Here is some information to consider:

The NEC in 2008 (article 285) changed the Code to NOT allow Type-3 SPD’s within 30 feet (conductor feet) from the electrical service panel. Type-3 SPD’s are the 3-mode or “all-mode” protection you describe below. If the clamping voltage of the Type-3 is lower than at the service entrance SPD, then energy will not be shunted in a cascade fashion. So if you installed your 3-mode protector within 30 feet it is not meeting the electrical code.

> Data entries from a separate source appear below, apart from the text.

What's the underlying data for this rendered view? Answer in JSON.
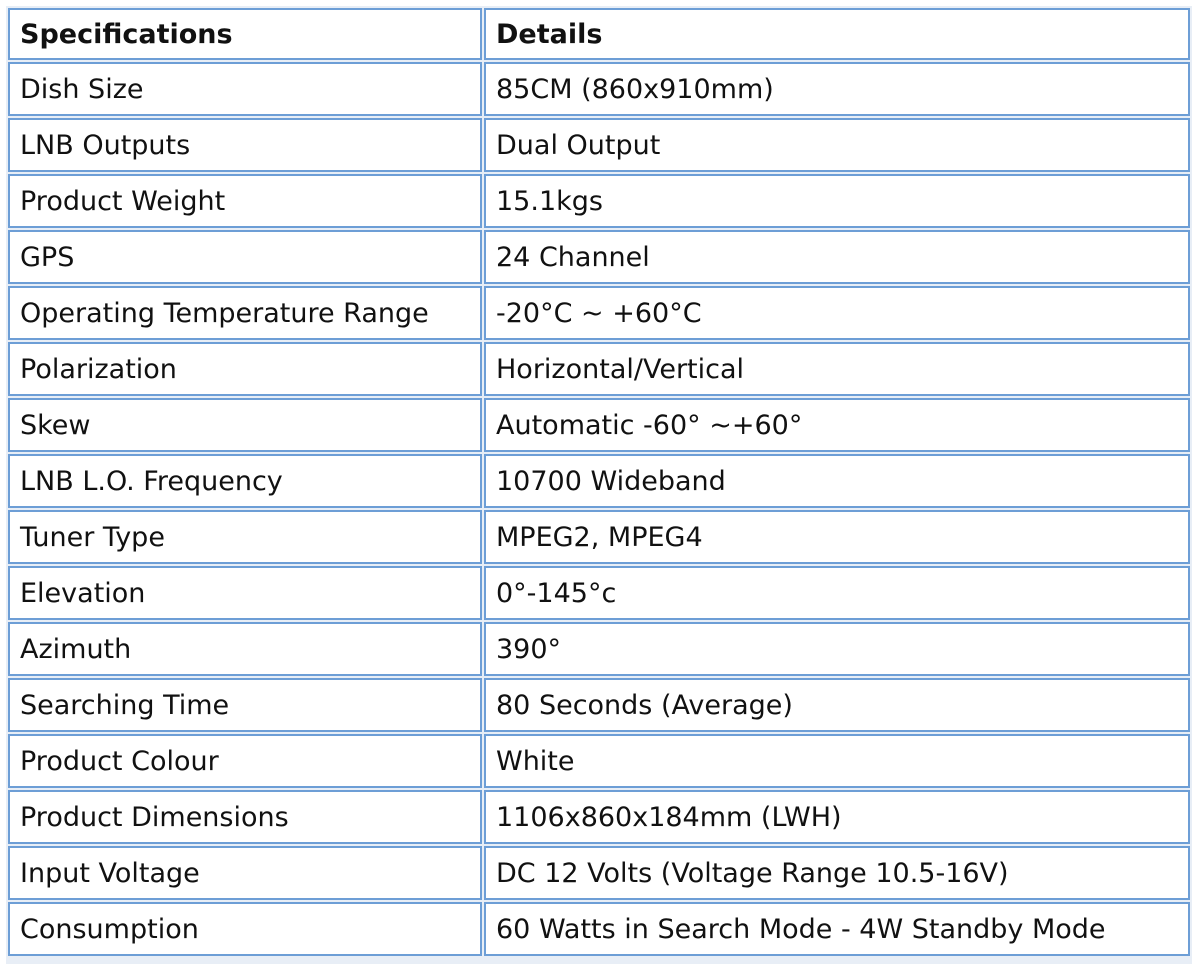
{
  "table": {
    "header": [
      "Specifications",
      "Details"
    ],
    "rows": [
      [
        "Dish Size",
        "85CM (860x910mm)"
      ],
      [
        "LNB Outputs",
        "Dual Output"
      ],
      [
        "Product Weight",
        "15.1kgs"
      ],
      [
        "GPS",
        "24 Channel"
      ],
      [
        "Operating Temperature Range",
        "-20°C ~ +60°C"
      ],
      [
        "Polarization",
        "Horizontal/Vertical"
      ],
      [
        "Skew",
        "Automatic -60° ~+60°"
      ],
      [
        "LNB L.O. Frequency",
        "10700 Wideband"
      ],
      [
        "Tuner Type",
        "MPEG2, MPEG4"
      ],
      [
        "Elevation",
        "0°-145°c"
      ],
      [
        "Azimuth",
        "390°"
      ],
      [
        "Searching Time",
        "80 Seconds (Average)"
      ],
      [
        "Product Colour",
        "White"
      ],
      [
        "Product Dimensions",
        "1106x860x184mm (LWH)"
      ],
      [
        "Input Voltage",
        "DC 12 Volts (Voltage Range 10.5-16V)"
      ],
      [
        "Consumption",
        "60 Watts in Search Mode - 4W Standby Mode"
      ]
    ]
  }
}
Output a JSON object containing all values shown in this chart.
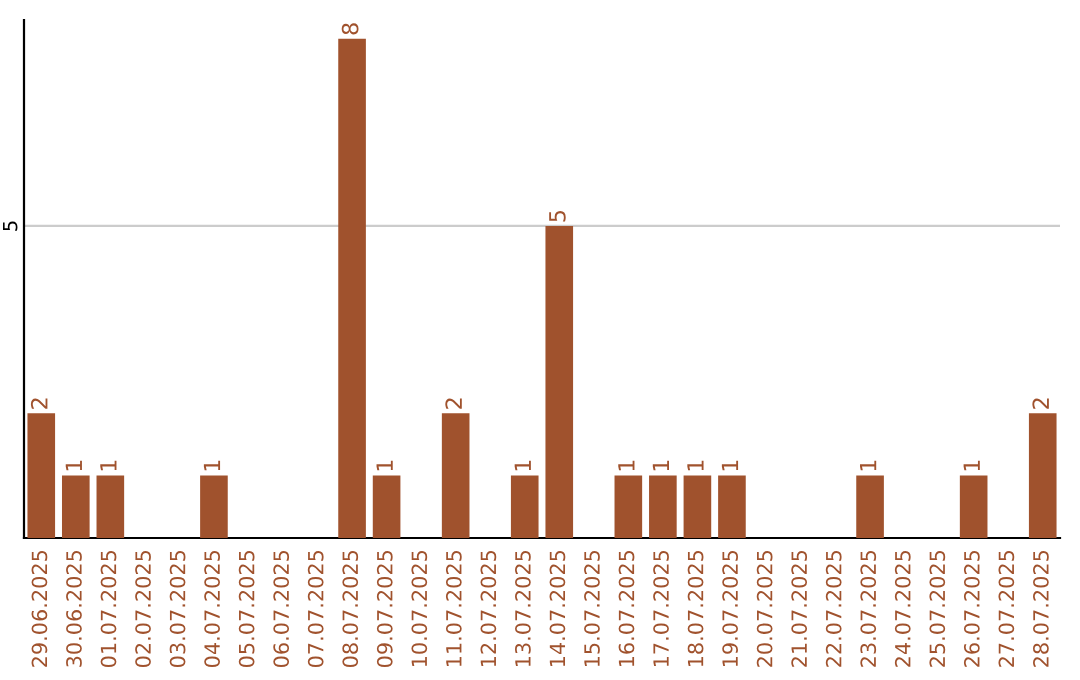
{
  "chart_data": {
    "type": "bar",
    "categories": [
      "29.06.2025",
      "30.06.2025",
      "01.07.2025",
      "02.07.2025",
      "03.07.2025",
      "04.07.2025",
      "05.07.2025",
      "06.07.2025",
      "07.07.2025",
      "08.07.2025",
      "09.07.2025",
      "10.07.2025",
      "11.07.2025",
      "12.07.2025",
      "13.07.2025",
      "14.07.2025",
      "15.07.2025",
      "16.07.2025",
      "17.07.2025",
      "18.07.2025",
      "19.07.2025",
      "20.07.2025",
      "21.07.2025",
      "22.07.2025",
      "23.07.2025",
      "24.07.2025",
      "25.07.2025",
      "26.07.2025",
      "27.07.2025",
      "28.07.2025"
    ],
    "values": [
      2,
      1,
      1,
      0,
      0,
      1,
      0,
      0,
      0,
      8,
      1,
      0,
      2,
      0,
      1,
      5,
      0,
      1,
      1,
      1,
      1,
      0,
      0,
      0,
      1,
      0,
      0,
      1,
      0,
      2
    ],
    "value_labels": [
      "2",
      "1",
      "1",
      null,
      null,
      "1",
      null,
      null,
      null,
      "8",
      "1",
      null,
      "2",
      null,
      "1",
      "5",
      null,
      "1",
      "1",
      "1",
      "1",
      null,
      null,
      null,
      "1",
      null,
      null,
      "1",
      null,
      "2"
    ],
    "color": "#a0522d",
    "ylim": [
      0,
      8.3
    ],
    "yticks": [
      5
    ],
    "grid": "y"
  }
}
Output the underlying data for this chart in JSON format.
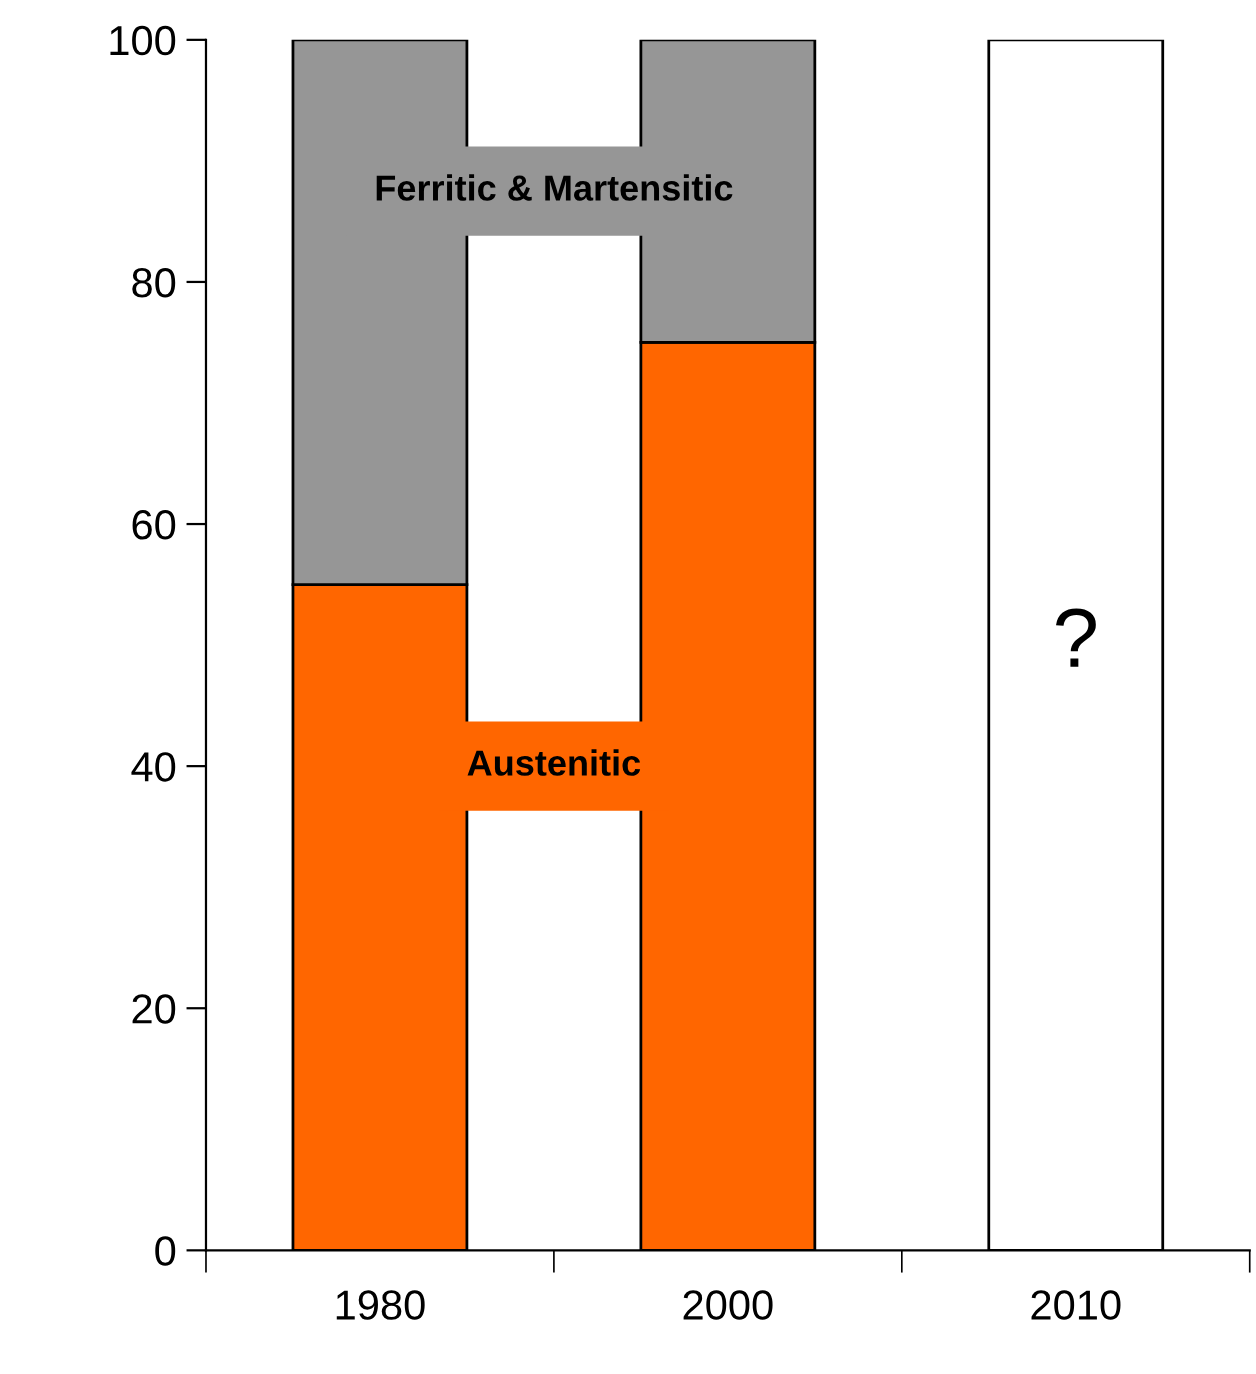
{
  "chart_data": {
    "type": "bar",
    "stacked": true,
    "categories": [
      "1980",
      "2000",
      "2010"
    ],
    "series": [
      {
        "name": "Austenitic",
        "color": "#ff6600",
        "values": [
          55,
          75,
          null
        ]
      },
      {
        "name": "Ferritic & Martensitic",
        "color": "#969696",
        "values": [
          45,
          25,
          null
        ]
      },
      {
        "color": "#ffffff",
        "values": [
          null,
          null,
          100
        ]
      }
    ],
    "annotations": [
      "?"
    ],
    "ylim": [
      0,
      100
    ],
    "yticks": [
      0,
      20,
      40,
      60,
      80,
      100
    ],
    "grid": false,
    "legend": false
  }
}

In code-compliant homes, all bonding to the ground rod(s) occurs at the service entry. At that point, neutral = ground, solidly connected, and no further connection between the two are allowed except with separately derived systems. Any inadvertent wrongful downstream neutral-ground connections are known in the trade as “bootleg grounds”, and can cause many problems including life safety. 

The main bond to the ground rod(s) at the service entry along with a Type-2 SPD ensures any large lightning strike (enough energy to arcover in the main service panel) will be having almost all residual voltage appear on the hot wires, because the vast majority of the energy is diverted to soil earth via the ground rod(s). So this energy on the hot wires goes “looking” for earth soil, and will take all paths to get there, including branch circuit runs. 

Lightning is predominately a high-frequency event (600kHz-1MHz) and as such the resistance of the wires does not matter as much as the impedance. So the 3-mode SPD at the end of a branch circuit has no low impedance path back to soil earth and all the energy the MOV dumps to the safety ground wire system will then attempt to take a fast path back to soil earth through everything that is grounded and attached. 

This is especially true when two separate branch circuits are feeding interconnected equipment and one has a 3-mode SPD. The better way to dissipate and divert this energy is exclusively through the neutral conductor, which by code is not allowed to contact grounded objects except at the main service panel which has a low impedance path to earth soil. Although I disagree with some points this author makes, at high frequency (lightning) the MOV between neutral and ground is a form of bootleg under the right scenario http://www.smartpowersystems.com/New/PDF/Articles/mw ng article.pdf

Series mode branch circuit protectors slow, store, and release the energy found on the hot wire to the neutral wire. This is the best for performance but is costly. http://www.surgex.com/library/10001_WhatisTrueSeriesMode.html

Some other manufacturers, including Middle Atlantic Products http://www.middleatlantic.com/power/main.htm, sell their power strips with MOV’s only between the hot and neutral which are cost-effective and far safer for interconnected equipment than the devices that contain MOV’s between hot and ground.

I hope this information has been useful”


----------